I'm even shackled. I'm attached to an IV pole and will be for three weeks. It makes doing anything a pain. They say you should give the IV pole a name because it's with you so much. I'm calling him Bill. He doesn't really say much. He's not spectacular. He's just sort of there. Sort of like a Bill (the exception would be Bill Hughes, of course).
And like the overcrowded prison system, the stem cell transplant system is bursting. They put me on an overflow floor which is supposed to be used for gynecology radiology. But it's being invaded by stem cell transplant patients. Speaking of gynecology radiology, any single fellas out there want to me to find them a good lady who's been through a rough patch, I can do that.

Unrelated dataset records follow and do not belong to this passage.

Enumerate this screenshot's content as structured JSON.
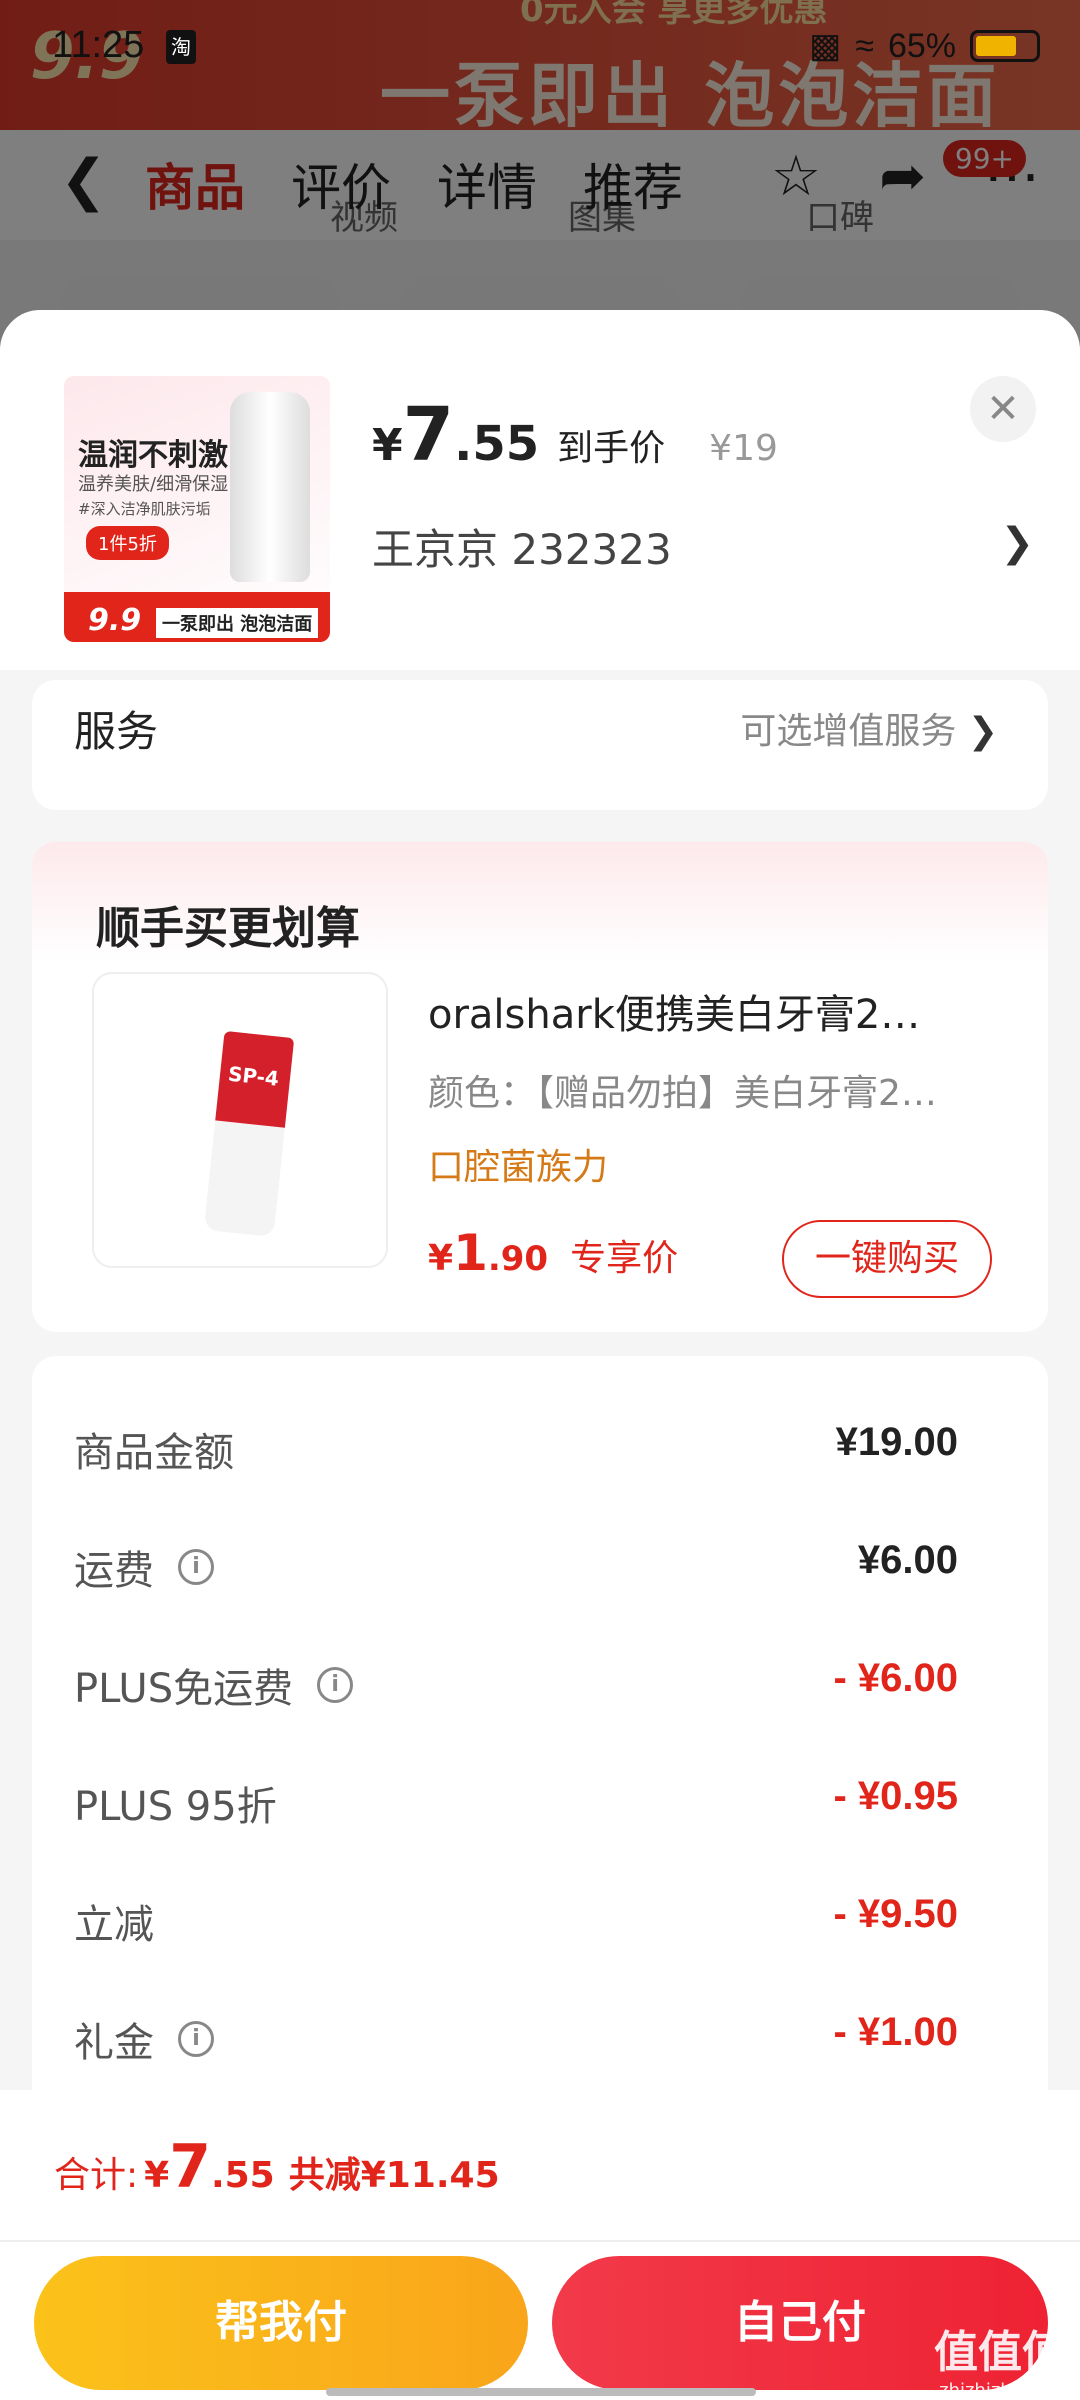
{
  "status_bar": {
    "time": "11:25",
    "app_badge": "淘",
    "battery_pct": "65%"
  },
  "background": {
    "banner_price": "9.9",
    "banner_slogan": "一泵即出 泡泡洁面",
    "banner_top": "0元入会 享更多优惠",
    "subtabs": [
      "视频",
      "图集",
      "口碑"
    ]
  },
  "nav": {
    "tabs": [
      "商品",
      "评价",
      "详情",
      "推荐"
    ],
    "badge": "99+",
    "icons": [
      "back-icon",
      "star-icon",
      "share-icon",
      "more-icon"
    ]
  },
  "product": {
    "thumb_title": "温润不刺激",
    "thumb_sub": "温养美肤/细滑保湿",
    "thumb_sub2": "#深入洁净肌肤污垢",
    "thumb_pill": "1件5折",
    "thumb_price": "9.9",
    "thumb_slogan": "一泵即出 泡泡洁面",
    "price_currency": "¥",
    "price_int": "7",
    "price_dec": ".55",
    "price_label": "到手价",
    "orig_price": "¥19",
    "spec": "王京京   232323"
  },
  "service": {
    "label": "服务",
    "value": "可选增值服务"
  },
  "bundle": {
    "title": "顺手买更划算",
    "image_label": "SP-4",
    "name": "oralshark便携美白牙膏2…",
    "color": "颜色：【赠品勿拍】美白牙膏2…",
    "tag": "口腔菌族力",
    "price_currency": "¥",
    "price_int": "1",
    "price_dec": ".90",
    "price_label": "专享价",
    "buy_label": "一键购买"
  },
  "summary": {
    "rows": [
      {
        "label": "商品金额",
        "value": "¥19.00",
        "info": false,
        "negative": false
      },
      {
        "label": "运费",
        "value": "¥6.00",
        "info": true,
        "negative": false
      },
      {
        "label": "PLUS免运费",
        "value": "- ¥6.00",
        "info": true,
        "negative": true
      },
      {
        "label": "PLUS 95折",
        "value": "- ¥0.95",
        "info": false,
        "negative": true
      },
      {
        "label": "立减",
        "value": "- ¥9.50",
        "info": false,
        "negative": true
      },
      {
        "label": "礼金",
        "value": "- ¥1.00",
        "info": true,
        "negative": true
      }
    ]
  },
  "footer": {
    "total_label": "合计:",
    "total_currency": "¥",
    "total_int": "7",
    "total_dec": ".55",
    "saved": "共减¥11.45",
    "help_pay": "帮我付",
    "self_pay": "自己付",
    "watermark": "值值值",
    "watermark_sub": "zhizhizhi.com"
  },
  "colors": {
    "accent": "#e1251b",
    "tag": "#d57a16",
    "help_btn": "#fbc21a",
    "self_btn": "#ee2233"
  }
}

The pokie is scariest at night. So is this. Why, I already had a run-in with three nurses and two needles. Nobody could find a vein. Chemo makes the veins really hard and bashful. It takes a real pro to get a needle in. That's something that's universal with cancer patients and we all enjoy talking about our experiences like prison mates talk about theirs. It hurts like a motha.
So here I am. Doing time. Working on the railroad. Listening to some Johnny Cash. Enclosed is a picture of one of the greatest prison movies of all time, the Shawshank Redemption. It's a close call between that and Papillon.